Scientific classification
- Kingdom: Animalia
- Phylum: Chordata
- Class: Aves
- Order: Psittaciformes
- Family: Psittacidae
- Subfamily: Arinae
- Tribe: Arini
- Groups included: Anodorhynchus Ara Cyanopsitta Primolius Orthopsittaca Diopsittaca

= Macaw =

Group of birds in the parrot family

Macaws are a group of large New World parrots that are long-tailed and often colorful, in the tribe Arini. They are popular in aviculture or as companion parrots, although there are conservation concerns about several species in the wild.

== Biology ==
Of the many different Psittacidae (true parrots) genera, six are classified as macaws: Ara, Anodorhynchus, Cyanopsitta, Primolius, Orthopsittaca, and Diopsittaca. Previously, the members of the genus Primolius were placed in Propyrrhura, but the former is correct in accordance with ICZN rules.

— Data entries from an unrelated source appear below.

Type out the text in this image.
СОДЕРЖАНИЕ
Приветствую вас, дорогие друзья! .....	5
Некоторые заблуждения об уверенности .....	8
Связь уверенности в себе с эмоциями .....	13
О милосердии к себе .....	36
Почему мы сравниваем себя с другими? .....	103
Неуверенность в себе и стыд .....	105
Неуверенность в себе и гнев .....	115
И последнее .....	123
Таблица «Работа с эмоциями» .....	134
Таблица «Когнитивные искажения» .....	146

In addition, the related macaw-like thick-billed parrot is sometimes referred to as a "macaw", although it is not phylogenetically considered to be a macaw species. Macaws are native to Central America and North America (only Mexico), South America, and formerly the Caribbean. Most species are associated with forests, but others prefer woodland or savannah-like habitats.

Proportionately larger beaks, long tails, and relatively bare, light-coloured medial (facial patch) areas distinguish macaws from other parrots. Sometimes the facial patch is smaller in some species and limited to a yellow patch around the eyes and a second patch near the base of the beak in the members of the genus Anodorhynchus. A macaw's facial feather pattern is as unique as a fingerprint.

The largest macaws are the hyacinth, Buffon's (great green) and green-winged macaws. While still relatively large parrots, mini-macaws of the genera Cyanopsitta, Orthopsittaca and Primolius are significantly smaller than the members of Anodorhynchus and Ara. The smallest macaw species, the red-shouldered macaw, is no larger than some parakeets of the genus Aratinga.

Macaws, like other parrots, toucans and woodpeckers, are zygodactyl, having their first and fourth toes pointing backward.

== Species in taxonomic order ==

There are 19 species of macaws, including extinct and critically endangered species. In addition, there are several hypothetical extinct species that have been proposed based on very little evidence.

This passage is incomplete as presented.